Lead-acid battery energy storage
The lead-acid batteries used in energy storage projects include lead-acid batteries and lead-carbon batteries. The lead-carbon battery improves the negative electrode material based on the traditional lead-acid battery and combines the advantages of lead-acid batteries and supercapacitors. The carbon material added prevents negative electrode sulfation, significantly improving the battery’s cycle life. The cycle life of lead-carbon batteries has increased from 500-1000 times (60%-70% DOD, DOD is the discharge depth) of lead-acid batteries to 3700-4200 times (60%-70% DOD). In recent years, lead-carbon batteries with lower electricity cost have been the main application of lead-acid batteries in the energy storage field.
Lithium-ion battery energy storage
A wide variety of lithium-ion batteries are used in energy storage projects, including polymer lithium-ion batteries, lithium manganese oxide batteries, lithium titanate batteries, and rapidly developing lithium iron phosphate batteries, ternary lithium-ion batteries, and used lithium-ion batteries. From the perspective of one-time investment cost, cycle life, and safety, lithium iron phosphate is undoubtedly the lithium-ion battery energy storage system with the most comprehensive characteristics in the energy storage field and is widely used in various links of the power system. Lithium iron phosphate batteries have the advantages of high stability and long cycle life and are the most popular and widely used lithium-ion battery technology for power energy storage systems. In recent years, due to the cost reduction and performance improvement of lithium iron phosphate, this technology has been widely used in various links of the power system.
Sodium-based battery energy storage
Sodium-based batteries used in energy storage projects include high-temperature sodium-sulfur batteries, sodium-nickel batteries, and room-temperature water-based sodium-ion batteries.

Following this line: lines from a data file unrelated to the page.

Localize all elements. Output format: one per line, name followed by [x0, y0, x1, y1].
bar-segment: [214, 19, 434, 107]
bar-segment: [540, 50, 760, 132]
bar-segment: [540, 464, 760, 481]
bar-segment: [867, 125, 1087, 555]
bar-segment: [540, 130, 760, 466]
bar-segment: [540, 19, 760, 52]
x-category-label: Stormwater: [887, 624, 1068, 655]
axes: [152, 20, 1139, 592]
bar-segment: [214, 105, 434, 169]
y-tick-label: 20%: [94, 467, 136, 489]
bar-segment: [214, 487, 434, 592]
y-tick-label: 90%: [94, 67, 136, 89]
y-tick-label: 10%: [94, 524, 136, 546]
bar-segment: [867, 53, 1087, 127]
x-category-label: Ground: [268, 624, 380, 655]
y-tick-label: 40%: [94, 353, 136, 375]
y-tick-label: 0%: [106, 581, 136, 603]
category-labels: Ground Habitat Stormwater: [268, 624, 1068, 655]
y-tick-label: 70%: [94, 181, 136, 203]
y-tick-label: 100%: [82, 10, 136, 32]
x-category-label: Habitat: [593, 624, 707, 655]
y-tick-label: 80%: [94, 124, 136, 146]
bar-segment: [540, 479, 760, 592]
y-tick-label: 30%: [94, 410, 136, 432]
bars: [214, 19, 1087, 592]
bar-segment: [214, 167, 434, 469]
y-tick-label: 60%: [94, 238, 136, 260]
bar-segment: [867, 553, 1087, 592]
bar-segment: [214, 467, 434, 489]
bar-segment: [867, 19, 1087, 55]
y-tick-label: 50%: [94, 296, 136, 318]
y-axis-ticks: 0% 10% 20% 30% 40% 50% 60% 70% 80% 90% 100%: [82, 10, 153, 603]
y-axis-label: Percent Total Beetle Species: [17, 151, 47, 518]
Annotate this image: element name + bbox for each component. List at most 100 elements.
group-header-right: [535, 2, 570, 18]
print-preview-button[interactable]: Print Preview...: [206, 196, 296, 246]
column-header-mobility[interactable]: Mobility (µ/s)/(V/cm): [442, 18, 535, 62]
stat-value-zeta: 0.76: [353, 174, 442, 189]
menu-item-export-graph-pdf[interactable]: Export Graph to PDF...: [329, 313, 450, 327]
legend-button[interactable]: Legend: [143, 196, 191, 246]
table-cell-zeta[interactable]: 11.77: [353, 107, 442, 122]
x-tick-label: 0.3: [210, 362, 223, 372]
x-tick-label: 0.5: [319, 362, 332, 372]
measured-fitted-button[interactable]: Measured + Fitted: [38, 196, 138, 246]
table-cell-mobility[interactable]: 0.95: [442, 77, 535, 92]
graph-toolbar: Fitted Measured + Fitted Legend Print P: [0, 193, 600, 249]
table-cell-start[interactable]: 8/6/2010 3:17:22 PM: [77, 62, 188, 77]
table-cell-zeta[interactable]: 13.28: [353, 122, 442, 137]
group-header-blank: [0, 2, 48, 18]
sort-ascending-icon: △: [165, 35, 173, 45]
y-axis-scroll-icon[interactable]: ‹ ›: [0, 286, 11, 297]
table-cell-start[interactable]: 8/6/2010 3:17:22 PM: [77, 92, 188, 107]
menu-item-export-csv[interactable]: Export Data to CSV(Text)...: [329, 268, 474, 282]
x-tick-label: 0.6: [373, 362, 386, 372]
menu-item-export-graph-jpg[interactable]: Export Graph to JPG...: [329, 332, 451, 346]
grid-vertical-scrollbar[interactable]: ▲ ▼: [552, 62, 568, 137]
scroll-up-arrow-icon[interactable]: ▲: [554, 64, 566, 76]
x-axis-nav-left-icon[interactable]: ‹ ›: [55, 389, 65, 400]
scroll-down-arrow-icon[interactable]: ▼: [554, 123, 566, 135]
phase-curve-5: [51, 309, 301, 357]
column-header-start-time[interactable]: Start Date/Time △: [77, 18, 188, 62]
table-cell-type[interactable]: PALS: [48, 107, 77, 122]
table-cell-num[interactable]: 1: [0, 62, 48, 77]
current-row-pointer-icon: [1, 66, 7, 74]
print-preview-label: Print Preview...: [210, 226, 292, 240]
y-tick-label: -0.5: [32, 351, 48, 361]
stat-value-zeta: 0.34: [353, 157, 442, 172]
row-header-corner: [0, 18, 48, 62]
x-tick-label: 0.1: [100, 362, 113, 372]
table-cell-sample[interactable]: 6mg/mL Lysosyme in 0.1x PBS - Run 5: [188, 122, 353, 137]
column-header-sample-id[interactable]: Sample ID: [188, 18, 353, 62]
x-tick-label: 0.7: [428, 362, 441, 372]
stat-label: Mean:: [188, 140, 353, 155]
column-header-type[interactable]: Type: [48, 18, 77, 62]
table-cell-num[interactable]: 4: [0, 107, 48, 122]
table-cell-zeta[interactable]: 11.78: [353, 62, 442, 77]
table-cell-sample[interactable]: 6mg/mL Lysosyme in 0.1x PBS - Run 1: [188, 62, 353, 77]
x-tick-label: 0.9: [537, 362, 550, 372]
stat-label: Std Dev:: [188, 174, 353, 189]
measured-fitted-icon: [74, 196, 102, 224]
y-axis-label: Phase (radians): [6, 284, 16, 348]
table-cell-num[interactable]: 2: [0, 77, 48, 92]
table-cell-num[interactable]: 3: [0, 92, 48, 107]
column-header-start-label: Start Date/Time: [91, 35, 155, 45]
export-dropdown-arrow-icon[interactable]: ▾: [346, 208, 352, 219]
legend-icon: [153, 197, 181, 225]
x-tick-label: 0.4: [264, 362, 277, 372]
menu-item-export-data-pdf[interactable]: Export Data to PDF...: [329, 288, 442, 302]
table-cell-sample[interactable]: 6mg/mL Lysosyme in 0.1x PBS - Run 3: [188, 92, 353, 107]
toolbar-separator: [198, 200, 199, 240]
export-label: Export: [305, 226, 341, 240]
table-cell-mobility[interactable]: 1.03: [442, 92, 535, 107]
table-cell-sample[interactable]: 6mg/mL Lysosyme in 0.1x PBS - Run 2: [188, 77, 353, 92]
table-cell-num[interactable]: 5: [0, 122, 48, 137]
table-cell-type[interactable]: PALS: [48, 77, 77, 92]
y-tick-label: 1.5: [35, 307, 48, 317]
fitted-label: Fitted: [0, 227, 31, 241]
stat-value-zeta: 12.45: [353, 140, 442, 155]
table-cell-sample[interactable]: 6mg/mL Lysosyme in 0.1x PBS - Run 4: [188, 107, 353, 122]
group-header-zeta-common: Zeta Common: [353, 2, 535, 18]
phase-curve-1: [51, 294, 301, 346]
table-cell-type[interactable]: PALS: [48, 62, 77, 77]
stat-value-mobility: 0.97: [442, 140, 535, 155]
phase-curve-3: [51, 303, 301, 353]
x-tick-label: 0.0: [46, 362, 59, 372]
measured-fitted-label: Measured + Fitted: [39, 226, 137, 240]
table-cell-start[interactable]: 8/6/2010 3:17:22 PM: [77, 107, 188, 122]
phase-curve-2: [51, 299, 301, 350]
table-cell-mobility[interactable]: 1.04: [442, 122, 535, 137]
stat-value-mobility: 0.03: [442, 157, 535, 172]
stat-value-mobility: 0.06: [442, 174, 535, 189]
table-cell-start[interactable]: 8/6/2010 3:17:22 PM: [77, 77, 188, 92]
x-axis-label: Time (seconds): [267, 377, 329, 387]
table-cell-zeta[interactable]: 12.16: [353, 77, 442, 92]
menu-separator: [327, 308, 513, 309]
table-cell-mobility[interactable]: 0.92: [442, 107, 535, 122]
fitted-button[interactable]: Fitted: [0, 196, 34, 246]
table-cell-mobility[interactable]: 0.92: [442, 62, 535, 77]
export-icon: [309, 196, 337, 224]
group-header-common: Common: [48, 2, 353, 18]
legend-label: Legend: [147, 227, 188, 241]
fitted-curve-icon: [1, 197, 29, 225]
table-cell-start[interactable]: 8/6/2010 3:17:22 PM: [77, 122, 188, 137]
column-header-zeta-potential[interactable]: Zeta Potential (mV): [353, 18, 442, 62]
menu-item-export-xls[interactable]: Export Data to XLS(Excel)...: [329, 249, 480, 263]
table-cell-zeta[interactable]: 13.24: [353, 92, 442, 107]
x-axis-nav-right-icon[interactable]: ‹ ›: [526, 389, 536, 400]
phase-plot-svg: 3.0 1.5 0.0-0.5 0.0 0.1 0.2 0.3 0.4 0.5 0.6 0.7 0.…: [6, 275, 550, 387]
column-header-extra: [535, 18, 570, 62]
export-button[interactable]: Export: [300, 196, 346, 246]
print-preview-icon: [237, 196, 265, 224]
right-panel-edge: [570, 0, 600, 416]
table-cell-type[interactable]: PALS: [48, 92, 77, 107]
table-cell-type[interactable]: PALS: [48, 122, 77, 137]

Sodium-sulfur batteries are the typical representative of sodium-based batteries and are the most mature energy storage technology (350-400 ℃) in high-temperature operation energy storage systems.
Used lithium-ion batteries for energy storage
The used lithium-ion batteries mainly refer to large quantities of power lithium-ion batteries for electric vehicles that have reached 80% of their initial capacity and have been retired, and have reuse value in some energy storage application fields through sorting, recombination, and integration.
Currently, the used lithium-ion batteries are still mainly lithium iron phosphate batteries. With the large-scale application of high-energy density ternary lithium-ion batteries, ternary lithium-ion batteries will gradually enter the used lithium-ion battery market in the future. Considering that the state parameters of retired lithium-ion batteries after 80% of the capacity have a large dispersion and great unpredictability, the integrated design of used lithium-ion batteries is difficult, and its application is mainly in small and decentralized application scenarios, such as communication base station backup power supply, peak shaving and filling in small photovoltaic configuration energy storage, etc.
Other types of battery energy storage
In addition to the above battery energy storage technologies, there are also supercapacitors, nickel-based batteries, and zinc-air batteries. Supercapacitors are power-type energy storage technologies, but their low energy density and short charging and discharging time limit their application in the energy storage field dominated by frequency modulation and capacity-type energy storage demand. Zinc-air batteries are currently the only air battery energy storage technology used in energy storage projects. Zinc-air batteries are mainly energy-type products with a rate greater than 2h. At present, the disadvantage of zinc-air batteries is that the system design is too complicated, the production automation level of products is low, and the system efficiency is still low (less than 75%).